With the policy behind arbitration embodied in the Federal Arbitration Act (FAA) reinforced by a series of Supreme Court decisions (Stolt-Nielsen (2010); Concepcion (2011) and Greenwood (2012)), employers continue to implement mandatory arbitration programs under the FAA. Among the many reasons to consider implementation of such a program is the utility of a class/collective action waiver provision.  Such a provision can be used to compel arbitration of individual claims should an employee who signed such an agreement seek to bring class and collective action wage claims in court or the arbitral forum. Another New York federal judge now has joined “the vast majority of courts in holding that the right to proceed collectively under the FLSA can be waived in an arbitration agreement.” Dixon v. NBCUniversal Media, LLC, 2013 U.S. Dist. LEXIS 75313 (S.D.N.Y. May 28, 2013).
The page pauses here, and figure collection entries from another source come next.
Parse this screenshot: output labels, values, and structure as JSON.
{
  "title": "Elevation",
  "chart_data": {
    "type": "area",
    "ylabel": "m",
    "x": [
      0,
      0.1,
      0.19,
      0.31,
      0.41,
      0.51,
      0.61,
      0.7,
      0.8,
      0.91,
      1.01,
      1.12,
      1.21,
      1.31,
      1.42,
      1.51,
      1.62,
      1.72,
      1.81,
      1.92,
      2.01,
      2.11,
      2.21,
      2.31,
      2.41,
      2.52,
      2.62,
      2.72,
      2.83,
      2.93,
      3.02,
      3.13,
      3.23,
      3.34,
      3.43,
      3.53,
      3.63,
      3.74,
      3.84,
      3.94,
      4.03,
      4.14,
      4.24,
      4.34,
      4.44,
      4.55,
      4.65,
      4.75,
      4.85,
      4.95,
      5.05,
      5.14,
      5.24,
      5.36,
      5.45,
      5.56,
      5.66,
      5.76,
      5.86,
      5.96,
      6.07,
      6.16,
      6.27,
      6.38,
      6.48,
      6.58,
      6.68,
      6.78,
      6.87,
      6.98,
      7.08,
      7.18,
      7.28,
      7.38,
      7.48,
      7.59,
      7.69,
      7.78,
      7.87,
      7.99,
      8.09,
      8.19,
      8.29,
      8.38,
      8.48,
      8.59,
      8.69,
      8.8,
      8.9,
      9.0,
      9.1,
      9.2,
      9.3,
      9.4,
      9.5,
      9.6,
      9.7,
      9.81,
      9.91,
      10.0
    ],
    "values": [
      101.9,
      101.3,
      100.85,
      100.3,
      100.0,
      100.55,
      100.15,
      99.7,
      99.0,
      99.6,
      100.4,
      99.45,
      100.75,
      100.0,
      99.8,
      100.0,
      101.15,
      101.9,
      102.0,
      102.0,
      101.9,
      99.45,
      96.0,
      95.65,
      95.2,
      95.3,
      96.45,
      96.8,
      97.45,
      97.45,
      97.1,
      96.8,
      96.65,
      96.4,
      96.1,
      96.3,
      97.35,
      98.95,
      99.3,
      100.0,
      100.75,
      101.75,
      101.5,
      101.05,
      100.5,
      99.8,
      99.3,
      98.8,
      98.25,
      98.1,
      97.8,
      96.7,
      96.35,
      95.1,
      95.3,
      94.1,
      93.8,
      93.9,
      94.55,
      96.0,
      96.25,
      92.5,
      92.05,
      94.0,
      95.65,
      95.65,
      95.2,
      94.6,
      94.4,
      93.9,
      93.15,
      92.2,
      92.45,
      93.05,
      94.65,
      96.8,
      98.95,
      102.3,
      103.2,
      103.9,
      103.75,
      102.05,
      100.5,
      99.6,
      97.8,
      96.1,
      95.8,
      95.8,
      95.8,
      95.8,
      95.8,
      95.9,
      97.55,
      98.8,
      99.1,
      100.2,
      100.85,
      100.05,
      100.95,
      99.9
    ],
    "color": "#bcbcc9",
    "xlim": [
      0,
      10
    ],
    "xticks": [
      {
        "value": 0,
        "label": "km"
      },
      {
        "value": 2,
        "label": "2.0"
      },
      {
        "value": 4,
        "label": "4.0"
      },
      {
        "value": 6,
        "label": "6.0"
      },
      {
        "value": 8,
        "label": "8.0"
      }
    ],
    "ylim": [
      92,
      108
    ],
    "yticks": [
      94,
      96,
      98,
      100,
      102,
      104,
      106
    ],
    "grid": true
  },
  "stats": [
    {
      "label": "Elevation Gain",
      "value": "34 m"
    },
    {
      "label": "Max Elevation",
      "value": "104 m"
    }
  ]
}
In Dixon, plaintiff asserted claims for overtime pay and sought to pursue a collective action under the FLSA, with notice to other similarly situated employees. However, she was a participant in Oxygen’s "Solutions" arbitration program, which required individualized arbitration of all her claims. The Court ruled that Dixon had agreed to arbitration on those terms. 

Employee plaintiffs who are signatories to arbitration agreements, continue to mount a variety of challenges to their validity and enforceability. Employers seeking to craft arbitration agreements with the greatest likelihood of enforcement in a court proceeding (such as a wage lawsuit) must work with counsel to craft an appropriate arbitration agreement and/or program for the jurisdictions in which they operate.